Disaffected critic accounts for Kinderhook Plates.

Date
Dec 31, 1857
Type
Book
Source
John Hyde
Excommunicated
Critic
Hearsay
3rd Hand
Reference

John Hyde, Jr., Mormonism: Its Leaders and Designs (New York: W.P. Fetridge & Co., 1857), 268-270.

Scribe/Publisher
W. P. Fetridge & Co.
People
Constantine Samuel Rafinesque-Schmaltz, John Hyde, Charles Anthon, Joseph Smith, Jr., Willard Chase
Audience
Reading Public
Transcription

The characters on these plates also resemble Professor Anthon's description: "The characters were arranged in columns like the Chinese mode of writing, and presented the most singular medley I ever saw. Greek, Hebrew, and all sorts of letters, more or less distorted, were intermingled, with sundry delineations of half moons, stars and other natural objects and the whole ended in a rude representation of the Mexican Zodiac." (Professor Anthon's letter.) Professor Rafinesque describes the glyphs of Otolum, Mexico, as being "written from top to bottom like the Chinese." "The most common way of writing is in rows, and each group separated." (Atlantic Journal for 1832.) This similarity between the characters on "Wiley's plates and Professor Rafinesque's description, does not prove that "Wiley got his plates from an angel.
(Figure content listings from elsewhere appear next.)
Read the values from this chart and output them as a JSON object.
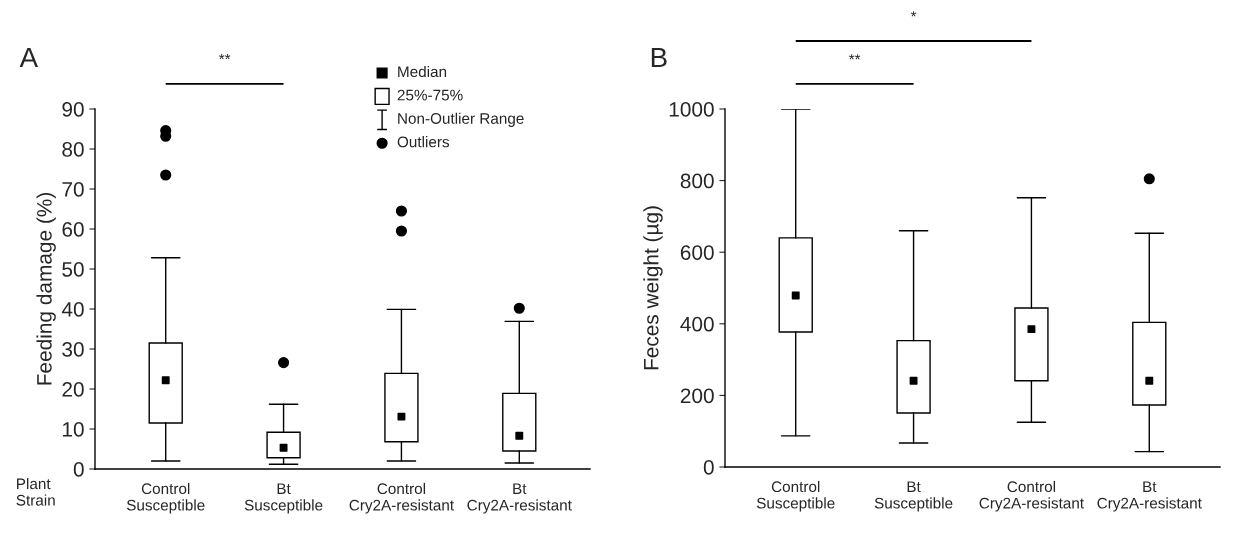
{
  "chart_data": [
    {
      "type": "box",
      "title": "A",
      "ylabel": "Feeding damage (%)",
      "xlabel": "Plant\nStrain",
      "categories": [
        "Control\nSusceptible",
        "Bt\nSusceptible",
        "Control\nCry2A-resistant",
        "Bt\nCry2A-resistant"
      ],
      "boxes": [
        {
          "low": 2,
          "q1": 11.5,
          "median": 22.2,
          "q3": 31.5,
          "high": 52.8,
          "outliers": [
            73.5,
            83.2,
            84.6
          ]
        },
        {
          "low": 1.2,
          "q1": 2.8,
          "median": 5.3,
          "q3": 9.2,
          "high": 16.2,
          "outliers": [
            26.6
          ]
        },
        {
          "low": 2,
          "q1": 6.8,
          "median": 13.1,
          "q3": 23.9,
          "high": 39.9,
          "outliers": [
            59.5,
            64.5
          ]
        },
        {
          "low": 1.5,
          "q1": 4.5,
          "median": 8.3,
          "q3": 18.9,
          "high": 36.9,
          "outliers": [
            40.2
          ]
        }
      ],
      "ylim": [
        0,
        90
      ],
      "yticks": [
        0,
        10,
        20,
        30,
        40,
        50,
        60,
        70,
        80,
        90
      ],
      "annotations": [
        "**",
        "Median",
        "25%-75%",
        "Non-Outlier Range",
        "Outliers"
      ],
      "grid": false
    },
    {
      "type": "box",
      "title": "B",
      "ylabel": "Feces weight (µg)",
      "categories": [
        "Control\nSusceptible",
        "Bt\nSusceptible",
        "Control\nCry2A-resistant",
        "Bt\nCry2A-resistant"
      ],
      "boxes": [
        {
          "low": 87,
          "q1": 377,
          "median": 479,
          "q3": 640,
          "high": 1000
        },
        {
          "low": 67,
          "q1": 151,
          "median": 241,
          "q3": 353,
          "high": 660
        },
        {
          "low": 125,
          "q1": 241,
          "median": 385,
          "q3": 444,
          "high": 752
        },
        {
          "low": 43,
          "q1": 173,
          "median": 241,
          "q3": 404,
          "high": 653,
          "outliers": [
            805
          ]
        }
      ],
      "ylim": [
        0,
        1000
      ],
      "yticks": [
        0,
        200,
        400,
        600,
        800,
        1000
      ],
      "annotations": [
        "**",
        "*"
      ],
      "grid": false
    }
  ]
}
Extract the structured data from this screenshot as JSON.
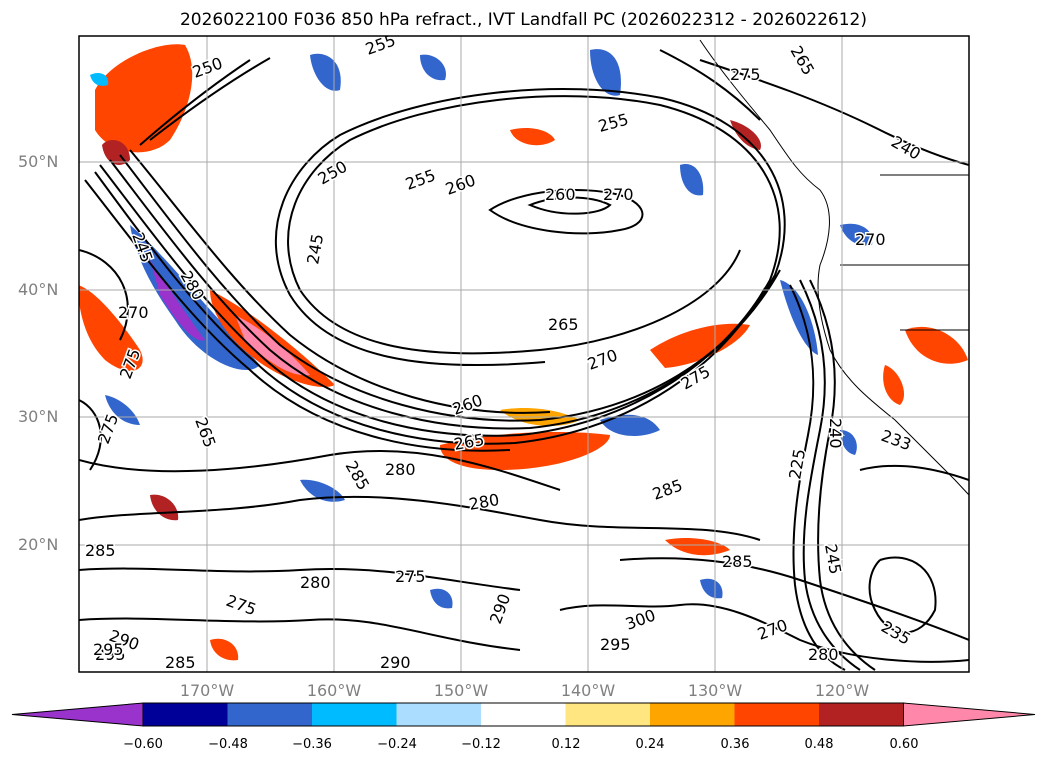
{
  "title": "2026022100 F036 850 hPa refract., IVT Landfall PC (2026022312 - 2026022612)",
  "axes": {
    "lat_labels": [
      "50°N",
      "40°N",
      "30°N",
      "20°N"
    ],
    "lon_labels": [
      "170°W",
      "160°W",
      "150°W",
      "140°W",
      "130°W",
      "120°W"
    ]
  },
  "contour_labels": [
    "250",
    "250",
    "255",
    "255",
    "255",
    "260",
    "260",
    "270",
    "275",
    "265",
    "240",
    "245",
    "245",
    "280",
    "270",
    "275",
    "275",
    "265",
    "260",
    "265",
    "270",
    "275",
    "265",
    "270",
    "280",
    "280",
    "285",
    "285",
    "280",
    "285",
    "275",
    "275",
    "285",
    "240",
    "225",
    "245",
    "233",
    "235",
    "290",
    "295",
    "300",
    "295",
    "290",
    "285",
    "290",
    "295",
    "270",
    "280"
  ],
  "colorbar": {
    "ticks": [
      "−0.60",
      "−0.48",
      "−0.36",
      "−0.24",
      "−0.12",
      "0.12",
      "0.24",
      "0.36",
      "0.48",
      "0.60"
    ],
    "colors": [
      "#9933cc",
      "#000099",
      "#3366cc",
      "#00bbff",
      "#aaddff",
      "#ffffff",
      "#ffe680",
      "#ffa500",
      "#ff4500",
      "#b22222",
      "#ff88aa"
    ]
  }
}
However much the characters on Smith's plates may have resembled either of the above, it does not any the more prove that Smith got his plates from an angel either. Wiley found his plates while digging for water. It would be just as natural for Smith to have found his plates while digging for gold! To prove the resemblance only proves the possession, and not the means of obtaining possession. We have before shown that any impartial person must disclaim all idea of Smith getting his book as he pretends. Every careful reader must be compelled to admit that Smith did have some plates of some kind. Smith's antecedents and subsequents, show that he did not have genius sufficient to originate the whole conception, without some palpable suggestion. The having chanced to have found some plates in a mound, as Wiley found his, or as Chase discovered Smith's "peepstone," would be just such an event as would suggest every particular statement Smith made about his plates, at the same time account for what is known; and, therefore, it is more than reasonable to conclude that Smith found his plates while digging gold. This entirely destroys all the shadow of argument so laboriously compiled by the Mormon apologists, which, even without this, although their strongest argument, only proves that he had some plates, but at the same time has no force of proof as to Smith's obtaining them from an angel.